Why scientists should be part of conversations about decolonizing humanities
Sociologist Meghan Tinsley calls for a two-way dialogue about making university curricula more inclusive
Decolonizing science
Nature’s careers section launched a series of articles in November 2022 looking at how institutions and disciplines in the natural sciences are seeking to make curricula and outreach activities more representative of the communities they serve. In this interview with Meghan Tinsley, a sociologist at the University of Manchester, UK, and an accompanying one with Karen Patel, a cultural researcher at Birmingham City University, UK, lessons from the humanities and sociology are explored.
My understanding of Europe and the idea of ‘the West’ — and the role of racism, empire and colonization in creating them — changed during a module that I took as part of my undergraduate degree in international relations and French. The module focused on literature from the French empire. It altered my perspective of France and the French, and the imperial violence with which the idea of France was constructed. It also highlighted subjects on which academia remains silent. Why wasn’t this a core part of my curriculum? I was eager to learn more, so I decided to do a master’s degree in race, ethnicity and postcolonial studies. And it was that degree that led me to sociology.
My PhD thesis was on British and French national identity and the memory of Muslim soldiers in the First World War. I realized that questions about empire, violence and racism are central to understanding society, but are often ignored in sociology, which emerged as a discipline in the late nineteenth and early twentieth centuries. Sociology foregrounds industrialization and urbanization, but it is often inattentive to how empire and slavery shaped these phenomena.
Getting my position at the University of Manchester, UK, in 2018 allowed me to make race, racism and empire the centre of my research in a city shaped by empire and slavery, and to make connections with other scholars and activists who share this agenda. The cotton that was spun in Manchester textile mills, for example, was grown by enslaved people.
I collaborate with colleagues here and at other universities, community historians and activists who are working to decolonize the way we teach politics, geography and social anthropology. We share course outlines, ideas and experiences in and beyond our departments, as well as the institutional constraints we face. I have met many more people who are talking about decolonization in the humanities than in the sciences.Scientists should be part of the conversation: history has taught us that it, too, isn’t objective, and that it can be and has been a tool of empire and racism. The eugenics movement, for example, was rooted in scientific racism, which was legitimized by claims that science is objective and based on biology, and led to genocidal ends.
People in the humanities should listen to what scientists have to say, and vice versa. Every discipline exists in the social world, and data enable us to substantiate claims. Scientists are very good at collecting data, although we need to be wary of data being extracted from their social context. Statistics are very important for advancing the anti-racism movement and social equality. If we didn’t have statistics on race and income, for example, or on race and public health, we couldn’t identify the social causes of inequalities in those areas and address them. But statistics can also be partial and misleading — and have been used to perpetrate racism, too.
I created an undergraduate module in Feburary 2023, called Decolonizing Sociology, in response to student demand. Other colleagues teach modules that address racism and ethnicity, migration and multiculturalism, social theory of the global south and race in education.

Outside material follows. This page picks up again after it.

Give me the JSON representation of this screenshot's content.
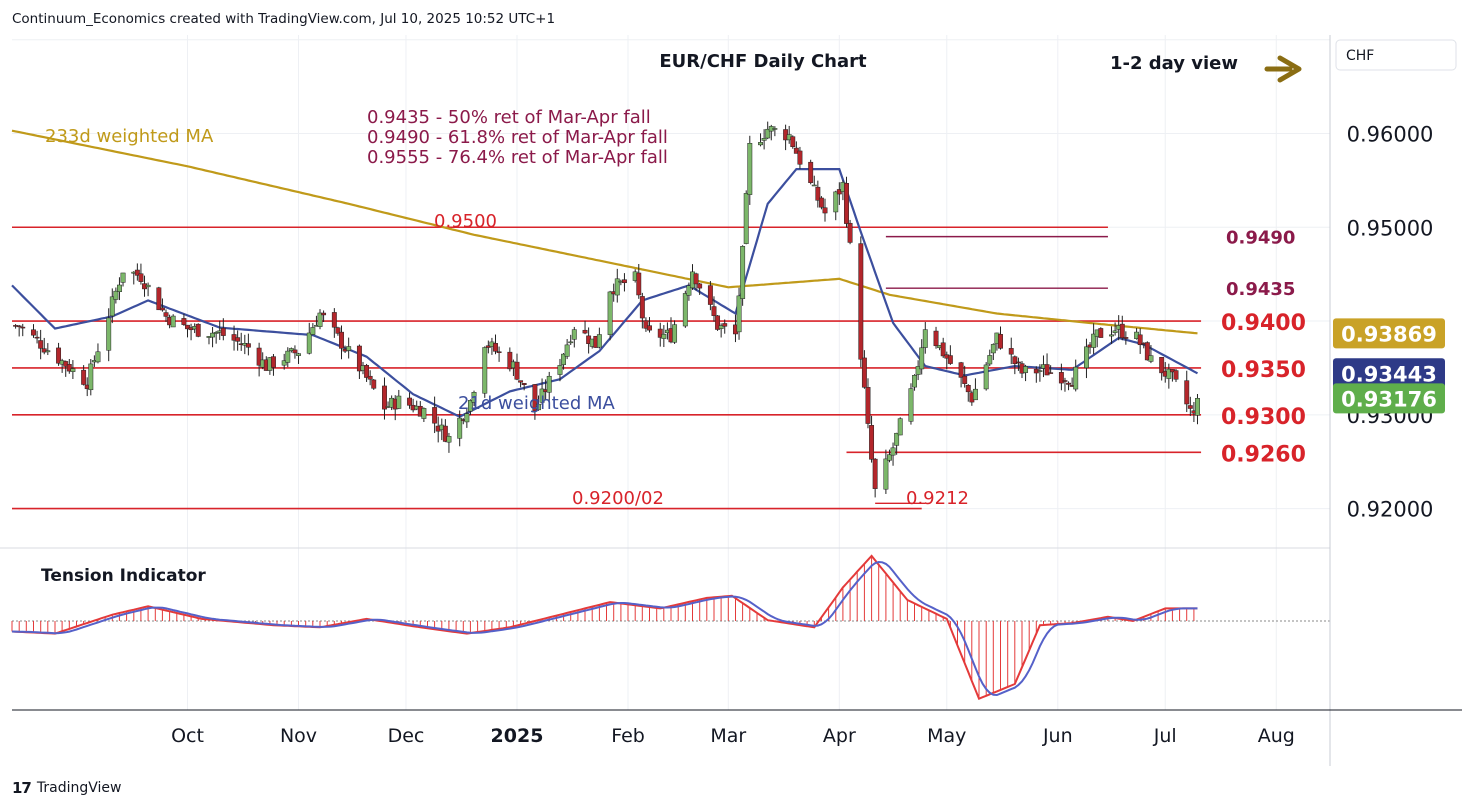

Although these modules are not compulsory, I would like for every student who gets a sociology degree here to be familiar with the concept of decolonization and with social theory outside the ideas of white, Western thinkers. I would also like for every student to see the world through the lens of not only white European sociologists, but also thinkers from minority ethnic groups and those from the global south who have participated in struggles for liberation. I’d like them to carry that awareness into their own careers, and for it to inform their activism.
I recognize that my teaching is not objective. I am a white settler who is teaching about decolonization. I make it clear when I lecture that I have a particular standpoint based on my own experiences, that I am in the midst of a learning process as well, and that my own views are changing and being challenged.

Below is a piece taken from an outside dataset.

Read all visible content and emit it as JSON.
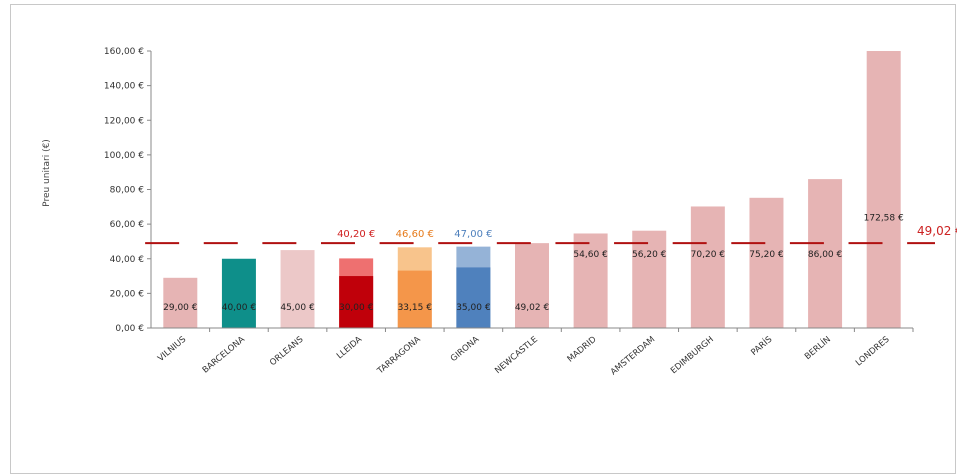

For example, when I teach about racism and ethnicity, I show students a map of my hometown in the US deep south. The map is based on US census data, and it colour codes the population by race. You can clearly see that it is deeply racially segregated.
I do this to show that I have my own history and my own background, and that the decolonial perspectives that I am sharing now are not necessarily ones that I was exposed to growing up.
We need more sociologists who are Black or are in another minority ethnic group, and also more from working-class backgrounds and from the global south. A few years ago, colleagues in my department produced a report showing that sociology is a disproportionately white discipline, especially at the higher levels of the profession. Representation needs to improve, but it also isn’t enough: diversity is not the same thing as decolonization.
Racism and colonialism are deeply engrained in educational institutions and curricula. We need to recognize that decolonization is a long process. And until there’s transformative, structural change, we will never be able to say sociology is decolonized, or that the university is decolonized.
doi: https://doi.org/10.1038/d41586-023-01747-x
This interview has been edited for length and clarity.